C. EXCLUSION DES IMMEUBLES HISTORIQUES ET ASSIMILES

12. La loi prévoit expressément que la réduction d’impôt ne s’applique pas aux immeubles classés ou inscrits au titre des monuments historiques ou ayant fait l’objet d’un agrément ministériel ou ayant reçu le label délivré par la Fondation du patrimoine mentionnés au 3° du I de l’article 156 du CGI. Il est rappelé que les propriétaires de ces immeubles bénéficient de dispositions fiscales spécifiques.

D. OPERATIONS CONCERNÉES

13. La réduction d’impôt s’applique :

-          aux acquisitions de logements neufs ou en l’état futur d’achèvement ;

-          aux acquisitions, en vue de leur réhabilitation, de logements ne répondant pas aux caractéristiques de décence ;

-          aux acquisitions de locaux que le contribuable transforme à usage d’habitation ;

-          aux logements que le contribuable fait construire ;

-          et, par mesure de tempérament, aux acquisitions de locaux inachevés en vue de leur achèvement par le contribuable.

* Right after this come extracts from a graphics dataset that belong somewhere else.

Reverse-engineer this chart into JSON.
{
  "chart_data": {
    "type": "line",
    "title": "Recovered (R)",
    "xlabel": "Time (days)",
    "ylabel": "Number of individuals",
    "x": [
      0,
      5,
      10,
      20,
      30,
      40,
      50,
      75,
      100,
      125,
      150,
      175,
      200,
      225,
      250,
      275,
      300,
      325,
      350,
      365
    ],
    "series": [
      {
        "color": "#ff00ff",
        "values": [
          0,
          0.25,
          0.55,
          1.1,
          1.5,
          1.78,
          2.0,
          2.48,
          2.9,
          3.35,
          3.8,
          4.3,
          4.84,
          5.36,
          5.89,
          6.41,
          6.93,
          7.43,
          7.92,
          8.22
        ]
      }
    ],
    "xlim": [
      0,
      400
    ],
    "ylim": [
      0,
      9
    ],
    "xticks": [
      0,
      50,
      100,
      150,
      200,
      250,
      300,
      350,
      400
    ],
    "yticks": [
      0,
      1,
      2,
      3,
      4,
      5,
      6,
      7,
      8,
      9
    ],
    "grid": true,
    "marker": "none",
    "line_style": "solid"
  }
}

Pour plus de précisions sur les logements concernés,
voir fiche n°2 de la présente instruction

E. ECO-CONDITIONNALITE

14. Respect de la réglementation thermique en vigueur. Les logements doivent respecter la réglementation thermique en vigueur pour ouvrir droit à la réduction d’impôt. Le contribuable qui entend bénéficier de la réduction d’impôt doit justifier du respect de cette réglementation selon des modalités qui seront ultérieurement, et au plus tard le 1er janvier 2010, définies par décret.

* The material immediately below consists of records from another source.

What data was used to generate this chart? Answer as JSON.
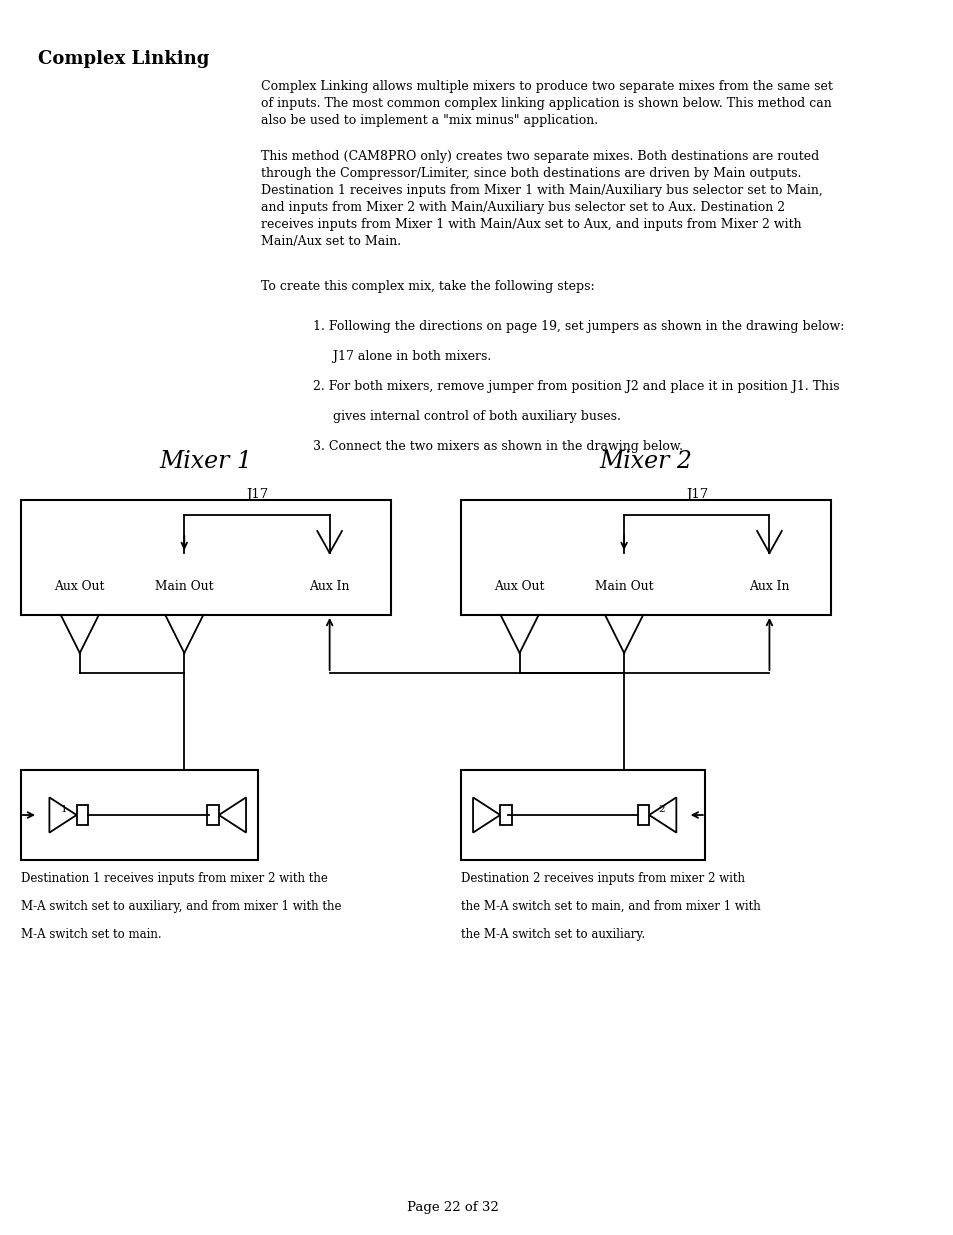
{
  "title": "Complex Linking",
  "page_number": "Page 22 of 32",
  "background_color": "#ffffff",
  "text_color": "#000000",
  "para1": "Complex Linking allows multiple mixers to produce two separate mixes from the same set of inputs. The most common complex linking application is shown below. This method can also be used to implement a \"mix minus\" application.",
  "para2": "This method (CAM8PRO only) creates two separate mixes. Both destinations are routed through the Compressor/Limiter, since both destinations are driven by Main outputs. Destination 1 receives inputs from Mixer 1 with Main/Auxiliary bus selector set to Main, and inputs from Mixer 2 with Main/Auxiliary bus selector set to Aux. Destination 2 receives inputs from Mixer 1 with Main/Aux set to Aux, and inputs from Mixer 2 with Main/Aux set to Main.",
  "para3": "To create this complex mix, take the following steps:",
  "step1a": "1. Following the directions on page 19, set jumpers as shown in the drawing below:",
  "step1b": "     J17 alone in both mixers.",
  "step2a": "2. For both mixers, remove jumper from position J2 and place it in position J1. This",
  "step2b": "     gives internal control of both auxiliary buses.",
  "step3": "3. Connect the two mixers as shown in the drawing below.",
  "mixer1_title": "Mixer 1",
  "mixer2_title": "Mixer 2",
  "j17_label": "J17",
  "aux_out_label": "Aux Out",
  "main_out_label": "Main Out",
  "aux_in_label": "Aux In",
  "dest1_caption_l1": "Destination 1 receives inputs from mixer 2 with the",
  "dest1_caption_l2": "M-A switch set to auxiliary, and from mixer 1 with the",
  "dest1_caption_l3": "M-A switch set to main.",
  "dest2_caption_l1": "Destination 2 receives inputs from mixer 2 with",
  "dest2_caption_l2": "the M-A switch set to main, and from mixer 1 with",
  "dest2_caption_l3": "the M-A switch set to auxiliary."
}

15. Logements concernés. Cette éco-conditionnalité s’applique :

-          aux logements acquis neufs ou en l’état futur d’achèvement ;

-          ou aux logements que le contribuable fait construire – ou dont il achève la construction lorsqu’ils ont été acquis inachevés – qui ont fait l’objet d’une demande de permis de construire déposée à compter de l’entrée en vigueur du décret précité ;

-          ou aux locaux que le contribuable acquiert en vue de leur transformation en logement qui ont fait l’objet d’une demande de permis de construire déposée à compter de l’entrée en vigueur du décret précité.

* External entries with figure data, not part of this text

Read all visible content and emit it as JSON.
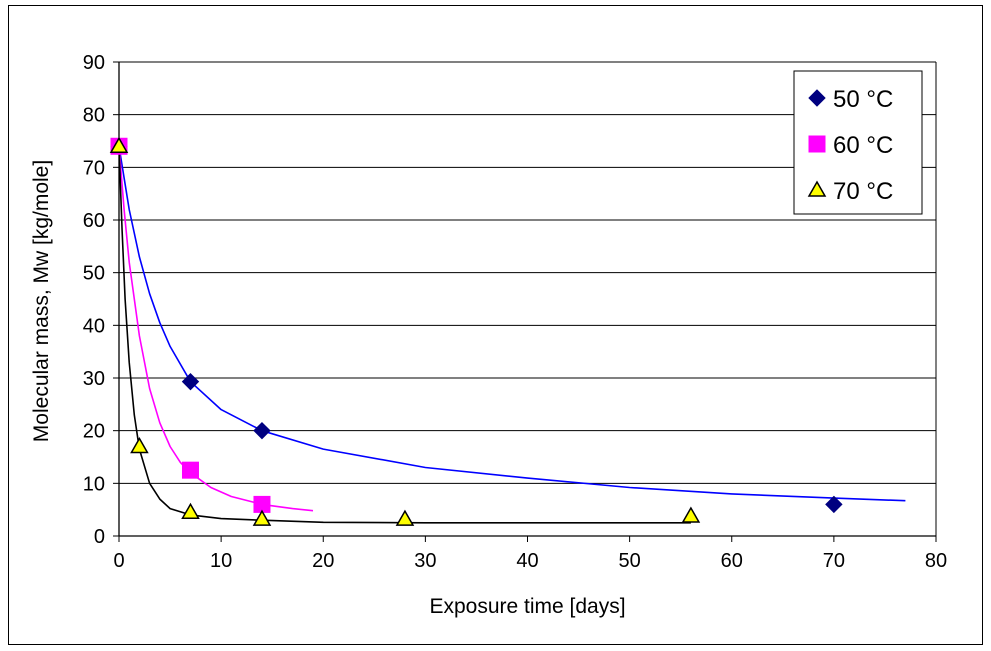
{
  "chart_data": {
    "type": "scatter",
    "title": "",
    "xlabel": "Exposure time [days]",
    "ylabel": "Molecular mass, Mw [kg/mole]",
    "xlim": [
      0,
      80
    ],
    "ylim": [
      0,
      90
    ],
    "x_ticks": [
      "0",
      "10",
      "20",
      "30",
      "40",
      "50",
      "60",
      "70",
      "80"
    ],
    "y_ticks": [
      "0",
      "10",
      "20",
      "30",
      "40",
      "50",
      "60",
      "70",
      "80",
      "90"
    ],
    "grid": "horizontal",
    "legend_position": "top-right",
    "series": [
      {
        "name": "50 °C",
        "color": "#000080",
        "marker": "diamond",
        "points": [
          [
            0,
            74
          ],
          [
            7,
            29.3
          ],
          [
            14,
            20
          ],
          [
            70,
            6
          ]
        ],
        "trend_color": "#0000ff",
        "trend": [
          [
            0,
            74
          ],
          [
            1,
            62
          ],
          [
            2,
            53
          ],
          [
            3,
            46
          ],
          [
            4,
            40.5
          ],
          [
            5,
            36
          ],
          [
            7,
            29.3
          ],
          [
            10,
            24
          ],
          [
            14,
            20
          ],
          [
            20,
            16.5
          ],
          [
            30,
            13
          ],
          [
            40,
            11
          ],
          [
            50,
            9.2
          ],
          [
            60,
            8
          ],
          [
            70,
            7.2
          ],
          [
            77,
            6.7
          ]
        ]
      },
      {
        "name": "60 °C",
        "color": "#ff00ff",
        "marker": "square",
        "points": [
          [
            0,
            74
          ],
          [
            7,
            12.5
          ],
          [
            14,
            6
          ]
        ],
        "trend_color": "#ff00ff",
        "trend": [
          [
            0,
            74
          ],
          [
            0.5,
            62
          ],
          [
            1,
            52
          ],
          [
            2,
            38
          ],
          [
            3,
            28
          ],
          [
            4,
            21.5
          ],
          [
            5,
            17
          ],
          [
            6,
            14
          ],
          [
            7,
            12
          ],
          [
            9,
            9.2
          ],
          [
            11,
            7.5
          ],
          [
            14,
            6
          ],
          [
            17,
            5.2
          ],
          [
            19,
            4.8
          ]
        ]
      },
      {
        "name": "70 °C",
        "color": "#ffff00",
        "marker": "triangle",
        "points": [
          [
            0,
            74
          ],
          [
            2,
            17
          ],
          [
            7,
            4.5
          ],
          [
            14,
            3.2
          ],
          [
            28,
            3.2
          ],
          [
            56,
            3.8
          ]
        ],
        "trend_color": "#000000",
        "trend": [
          [
            0,
            74
          ],
          [
            0.3,
            58
          ],
          [
            0.6,
            45
          ],
          [
            1,
            33
          ],
          [
            1.5,
            23
          ],
          [
            2,
            16.5
          ],
          [
            3,
            10
          ],
          [
            4,
            7
          ],
          [
            5,
            5.2
          ],
          [
            7,
            4
          ],
          [
            10,
            3.3
          ],
          [
            14,
            3
          ],
          [
            20,
            2.6
          ],
          [
            30,
            2.5
          ],
          [
            45,
            2.5
          ],
          [
            56,
            2.5
          ]
        ]
      }
    ]
  }
}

Elle ne s’applique pas aux logements acquis en vue d’être réhabilités, dès lors que ceux-ci sont déjà achevés.

16. Conditions d’application de cette obligation. L’éco-conditionnalité s’applique aux logements mentionnés au n° 15 qui ont fait l’objet d’une demande de permis de construire à compter de la publication du décret précité.

17. Réglementation thermique en vigueur. La réglementation thermique en vigueur s’entend de celle applicable à la date du dépôt de la demande de permis de construire de la construction concernée.

A cet égard, il est précisé que la réglementation thermique 2000 (RT 2000) s’applique aux constructions neuves ayant fait l’objet d’une demande de permis de construire déposée entre le 2 juin 2001 et le 31 août 2006 et que la réglementation thermique 2005 (RT 2005) s’applique aux constructions neuves ayant fait l’objet d’une demande de permis de construire déposée à partir du 1er septembre 2006 (Journal officiel du 25 mai 2006, décret n° 2006-592 du 24 mai 2006 et arrêté du 24 mai 2006).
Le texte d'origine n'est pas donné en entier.